Her first TikTok video, posted in March 2021, introduced her gems. In other videos, she talks about trade shows, from GemGenève to Jewellery Arabia in Bahrain, “where you have more chance of seeing high jewelry” than you would on a visit to a boutique, she said during a video interview from her home office in Beaumaris, a suburb of Melbourne, Australia.
As for the future, Ms. Bakhshi and Ms. Hackman Chafe are expecting the Venice International Film Festival, scheduled to run from Wednesday to Sept. 10, to drive some content as, Ms.

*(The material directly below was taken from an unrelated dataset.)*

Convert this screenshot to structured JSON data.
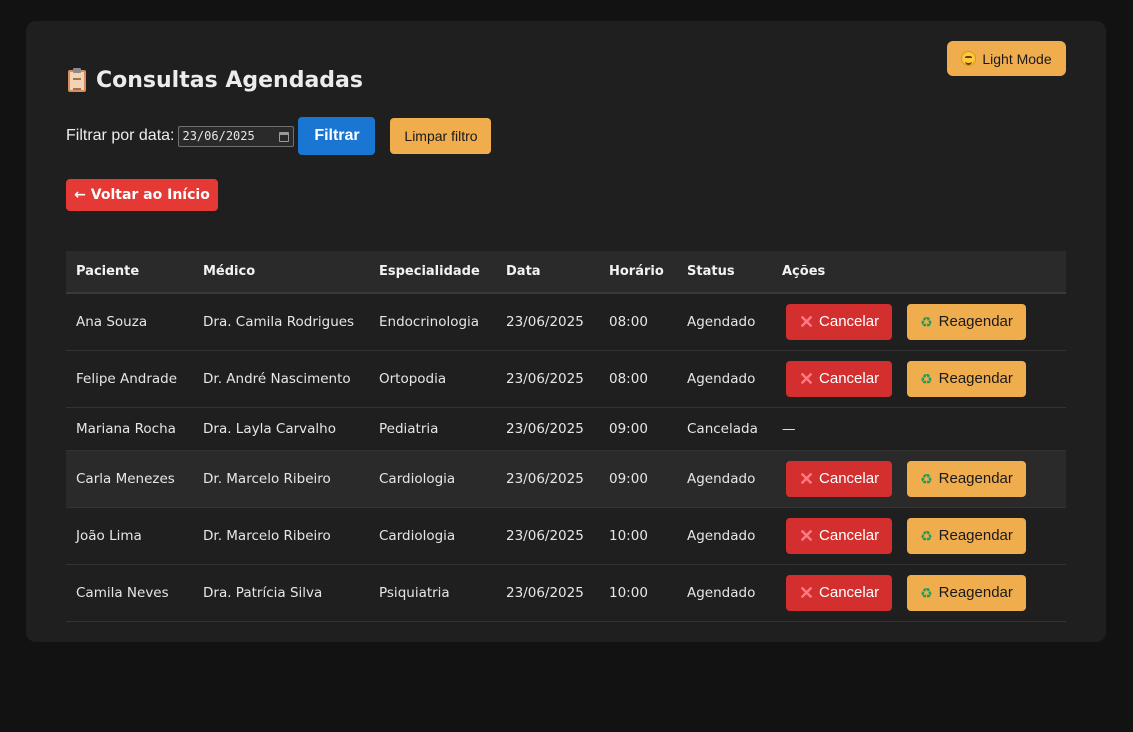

Bakhshi said, “all those amazing Italian jewelers will feature the best of the best on the celebrities, so that’s where you can see some of the most exceptional pieces of the year.” (Bulgari, Pomellato and Pasquale Bruni are among the Italian brands that have adorned celebrities for the festival, and Cartier, the Paris jewelry house, is one of the primary sponsors.)
Ms. Hackman Chafe, however, was anticipating the Venice festival showing of Netflix’s “Blonde,” “since it’s a movie creating lots of buzz,” she wrote in a later email.
“Celebrities I try to make TikToks on mostly wear diamonds,” she wrote. But Ana de Armas, who plays Marilyn Monroe in the biopic, has worn sapphires on the red carpet, so, she wrote, “I have a feeling she’ll really bring it with her jewelry, since ‘diamonds are a girl’s best friend’.”